Calderón is widely viewed as having blundered in taking on the drug cartels. But I have always admired his courage in doing so. And it might just be paying rewards.
Robert Bonner is a former U.S. drug enforcement official and he's also served as a commissioner of U.S. Customs and Border Protection. In a recent op-ed as well as a forthcoming Foreign Affairs assay, Bonner argues that despite the negative headlines, President Calderón has made huge gains against the drug lords.
Bonner's point is that when Calderón came to power, Mexico's half-dozen cartels were making up to $10 billion in annual revenue from drugs alone. They bribed officials and the police. Those they could not bribe, they killed. Calderón had no existing means to defeat them so he enlisted the military, a group force that could target cartel leaders and win in an all-out gun battle.
Fifty thousand lives is a heavy price to pay, but this was never going to be an easy war. The cartels had almost taken over Mexico. (More: Mexico drug war – Bodies for billions)

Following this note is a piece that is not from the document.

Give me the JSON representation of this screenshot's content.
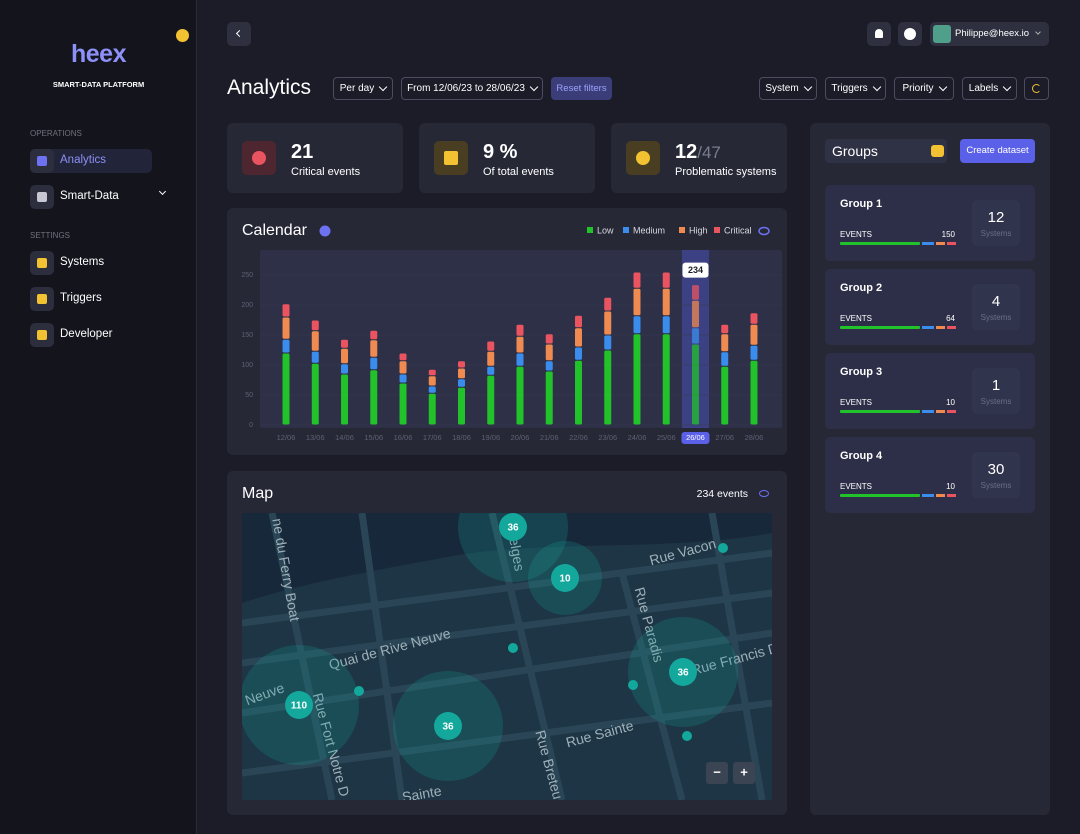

Now the data proves Bonner's point. It seems the tide is finally turning. Using Calderón's strategy, the Mexican government has killed more than 40 major cartel members. The Economist magazine points out that between 2007 and 2008, the number of drug-related killings in Mexico rose by 29 percent. In the next two years, it rose by 22 percent, then by 28 percent. Last year, however, there were signs of a plateau with only an 8 percent rise.
With many cartels now severely weakened, that number could fall further. A Pew poll conducted last spring shows that 45 percent of Mexicans believe the government is making progress against the cartels; 83 percent support Calderón's strategy of using the army to fight them.
When a government forcefully commits to take on an internal terrorist or drug group, it usually wins. This is what happened in Colombia over the last decade and it will likely happen in Mexico over the next few years as long as Calderon's successor stays with the fight.
The Mexican elections begin in July and Calderón steps down in December. If Mexico's children are indeed to grow up in safer conditions, then its leaders need to continue to press on in the war on drugs.
Even Mexicans who have lived with the violence agree on one thing - some action is better than the previous policy of no action at all.
Of course, success in Mexico probably means the cartels will move to Central America. Guatemala is already becoming the next frontier.
You see, then the richest country in the world has an insatiable demand for drugs. Someone is going to produce them and meet that demand...but that's for another post.